Here's an introductory logic textbook in pdf format called 'For All X', written by a State University of New York professor. It is a little peculiar in my opinion because it addresses formal semantics/model theory before it addresses proofs. It seems to me to be comprehensible to intelligent newcomers to the subject.
http://www.fecundity.com/codex/forallx.pdf
And here's one out of Cambridge University entitled 'Teach Yourself Logic'. This one seems to be an introduction to logic for new graduate students in philosophy who didn't study the subject during their undergraduate years.
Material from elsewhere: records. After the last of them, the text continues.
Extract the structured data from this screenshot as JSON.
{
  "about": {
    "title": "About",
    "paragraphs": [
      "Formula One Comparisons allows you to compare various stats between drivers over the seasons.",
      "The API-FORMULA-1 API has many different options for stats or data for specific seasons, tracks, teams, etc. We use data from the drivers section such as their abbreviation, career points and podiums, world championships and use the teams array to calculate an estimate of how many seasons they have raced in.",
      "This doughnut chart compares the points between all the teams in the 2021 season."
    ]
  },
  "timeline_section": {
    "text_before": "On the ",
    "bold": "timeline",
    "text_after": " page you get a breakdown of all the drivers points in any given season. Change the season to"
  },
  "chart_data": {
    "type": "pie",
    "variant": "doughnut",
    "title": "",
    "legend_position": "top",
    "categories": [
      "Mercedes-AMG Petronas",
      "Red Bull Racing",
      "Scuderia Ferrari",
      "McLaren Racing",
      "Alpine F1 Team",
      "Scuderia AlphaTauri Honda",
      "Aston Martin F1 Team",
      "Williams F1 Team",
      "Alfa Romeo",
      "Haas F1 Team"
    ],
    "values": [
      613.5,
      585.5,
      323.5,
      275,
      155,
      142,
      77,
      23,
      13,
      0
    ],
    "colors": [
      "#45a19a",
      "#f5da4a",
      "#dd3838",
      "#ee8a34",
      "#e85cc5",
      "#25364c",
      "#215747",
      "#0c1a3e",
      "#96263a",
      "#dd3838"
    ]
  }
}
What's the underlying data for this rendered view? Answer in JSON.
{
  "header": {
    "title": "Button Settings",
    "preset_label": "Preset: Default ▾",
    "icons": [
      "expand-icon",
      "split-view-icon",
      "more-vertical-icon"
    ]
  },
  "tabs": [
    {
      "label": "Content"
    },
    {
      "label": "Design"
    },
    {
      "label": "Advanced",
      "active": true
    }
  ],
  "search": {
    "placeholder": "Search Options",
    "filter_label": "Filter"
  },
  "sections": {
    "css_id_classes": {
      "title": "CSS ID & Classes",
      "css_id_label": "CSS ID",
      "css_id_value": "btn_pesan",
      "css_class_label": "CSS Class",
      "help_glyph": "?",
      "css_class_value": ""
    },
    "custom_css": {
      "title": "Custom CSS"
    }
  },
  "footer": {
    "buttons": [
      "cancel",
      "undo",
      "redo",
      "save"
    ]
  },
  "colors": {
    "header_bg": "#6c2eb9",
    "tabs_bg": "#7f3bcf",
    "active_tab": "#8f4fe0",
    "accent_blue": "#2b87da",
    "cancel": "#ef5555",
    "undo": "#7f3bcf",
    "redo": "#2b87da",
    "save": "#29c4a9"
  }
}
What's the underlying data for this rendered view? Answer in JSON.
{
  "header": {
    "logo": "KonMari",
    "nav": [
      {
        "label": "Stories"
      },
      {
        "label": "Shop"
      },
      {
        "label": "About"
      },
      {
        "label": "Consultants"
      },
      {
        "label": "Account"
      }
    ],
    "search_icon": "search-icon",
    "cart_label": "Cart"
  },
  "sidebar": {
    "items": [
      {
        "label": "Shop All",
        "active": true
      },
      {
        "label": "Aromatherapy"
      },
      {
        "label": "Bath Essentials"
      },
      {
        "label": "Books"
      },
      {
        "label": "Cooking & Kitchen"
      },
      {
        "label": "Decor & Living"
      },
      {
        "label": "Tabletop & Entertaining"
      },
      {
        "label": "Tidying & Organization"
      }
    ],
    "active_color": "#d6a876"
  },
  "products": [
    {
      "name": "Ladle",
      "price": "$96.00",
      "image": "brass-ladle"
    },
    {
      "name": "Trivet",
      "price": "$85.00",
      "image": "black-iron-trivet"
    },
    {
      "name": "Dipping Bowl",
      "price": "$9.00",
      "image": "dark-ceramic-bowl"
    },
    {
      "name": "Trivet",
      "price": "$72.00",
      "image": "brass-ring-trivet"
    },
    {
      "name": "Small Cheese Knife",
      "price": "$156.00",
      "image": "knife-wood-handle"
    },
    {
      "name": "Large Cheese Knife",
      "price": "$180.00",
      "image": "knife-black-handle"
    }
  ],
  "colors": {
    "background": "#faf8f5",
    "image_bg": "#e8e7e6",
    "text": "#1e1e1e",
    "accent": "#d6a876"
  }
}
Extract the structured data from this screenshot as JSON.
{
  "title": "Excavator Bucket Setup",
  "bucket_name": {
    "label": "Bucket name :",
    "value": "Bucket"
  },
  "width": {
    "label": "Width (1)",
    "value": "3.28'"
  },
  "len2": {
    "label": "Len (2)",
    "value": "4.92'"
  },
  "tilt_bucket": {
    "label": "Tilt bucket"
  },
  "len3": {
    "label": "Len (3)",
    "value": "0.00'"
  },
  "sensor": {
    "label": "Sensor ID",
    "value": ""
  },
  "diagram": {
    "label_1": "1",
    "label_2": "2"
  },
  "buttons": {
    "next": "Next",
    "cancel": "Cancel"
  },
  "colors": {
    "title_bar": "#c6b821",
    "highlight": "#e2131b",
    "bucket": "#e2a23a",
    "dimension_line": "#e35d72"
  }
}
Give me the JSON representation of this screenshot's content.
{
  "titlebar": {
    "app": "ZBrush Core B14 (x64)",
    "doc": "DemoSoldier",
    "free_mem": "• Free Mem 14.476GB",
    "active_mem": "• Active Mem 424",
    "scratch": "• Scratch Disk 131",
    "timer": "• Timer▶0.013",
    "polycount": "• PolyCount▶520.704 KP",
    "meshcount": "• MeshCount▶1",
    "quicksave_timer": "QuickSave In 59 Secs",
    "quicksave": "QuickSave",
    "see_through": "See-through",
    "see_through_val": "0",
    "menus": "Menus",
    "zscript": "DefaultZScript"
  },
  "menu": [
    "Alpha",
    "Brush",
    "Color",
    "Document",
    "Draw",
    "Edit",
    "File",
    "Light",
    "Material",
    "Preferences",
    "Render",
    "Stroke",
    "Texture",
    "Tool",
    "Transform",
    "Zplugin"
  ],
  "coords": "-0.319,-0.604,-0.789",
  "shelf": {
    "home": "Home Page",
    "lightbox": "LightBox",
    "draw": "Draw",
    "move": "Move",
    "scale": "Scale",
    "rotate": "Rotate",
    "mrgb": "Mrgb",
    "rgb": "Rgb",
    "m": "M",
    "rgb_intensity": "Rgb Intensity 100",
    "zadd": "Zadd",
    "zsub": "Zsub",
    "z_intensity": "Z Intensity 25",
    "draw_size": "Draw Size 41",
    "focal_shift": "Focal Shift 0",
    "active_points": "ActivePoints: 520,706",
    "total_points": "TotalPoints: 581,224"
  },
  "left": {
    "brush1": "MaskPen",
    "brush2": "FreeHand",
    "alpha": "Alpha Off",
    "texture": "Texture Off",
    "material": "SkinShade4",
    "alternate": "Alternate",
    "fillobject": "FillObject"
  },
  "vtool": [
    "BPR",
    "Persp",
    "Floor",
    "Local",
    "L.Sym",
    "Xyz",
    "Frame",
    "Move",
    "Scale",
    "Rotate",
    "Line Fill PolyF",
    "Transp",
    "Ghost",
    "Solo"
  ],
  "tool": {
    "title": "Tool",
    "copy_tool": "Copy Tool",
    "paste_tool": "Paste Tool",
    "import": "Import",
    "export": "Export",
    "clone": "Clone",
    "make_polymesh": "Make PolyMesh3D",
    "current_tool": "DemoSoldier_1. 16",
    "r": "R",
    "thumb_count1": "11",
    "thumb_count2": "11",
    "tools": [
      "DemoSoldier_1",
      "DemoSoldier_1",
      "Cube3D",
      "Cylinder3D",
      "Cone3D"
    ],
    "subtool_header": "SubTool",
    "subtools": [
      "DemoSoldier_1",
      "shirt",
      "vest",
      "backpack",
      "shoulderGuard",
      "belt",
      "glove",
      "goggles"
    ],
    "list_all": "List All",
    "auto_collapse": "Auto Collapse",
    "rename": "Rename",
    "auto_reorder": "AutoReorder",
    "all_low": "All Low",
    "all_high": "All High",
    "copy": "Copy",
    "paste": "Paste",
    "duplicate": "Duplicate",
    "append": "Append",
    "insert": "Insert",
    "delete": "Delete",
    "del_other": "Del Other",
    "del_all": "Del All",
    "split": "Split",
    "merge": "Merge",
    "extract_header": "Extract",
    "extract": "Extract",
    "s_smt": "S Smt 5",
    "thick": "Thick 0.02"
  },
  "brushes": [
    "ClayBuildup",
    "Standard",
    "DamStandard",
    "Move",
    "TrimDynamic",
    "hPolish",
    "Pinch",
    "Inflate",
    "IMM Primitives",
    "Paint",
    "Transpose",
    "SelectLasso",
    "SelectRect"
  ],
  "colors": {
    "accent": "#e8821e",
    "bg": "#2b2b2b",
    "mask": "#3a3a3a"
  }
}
So it addresses the introductory material from a more sophisticated viewpoint, I guess, showing how the advanced topics develop out of it. It's more of an outline and a study-guide than a text, and it covers a lot of material very quickly. This one has lots of bibliographic reading suggestions for follow-on reading in various topics covered, so in a way it's a guide to the undergraduate-level logic literature.
http://www.logicmatters.net/resources/pd...ic2016.pdf
And here's a more advanced text to be read after one has the material in 'For All X' under one's belt, suitable for a second logic course perhaps. It emphasizes material of interest to computer science, such as computability and Turing machines, but is suitable for philosophers as well. This one is called the 'Open Logic Textbook' and it comes out of the U. of Calgary.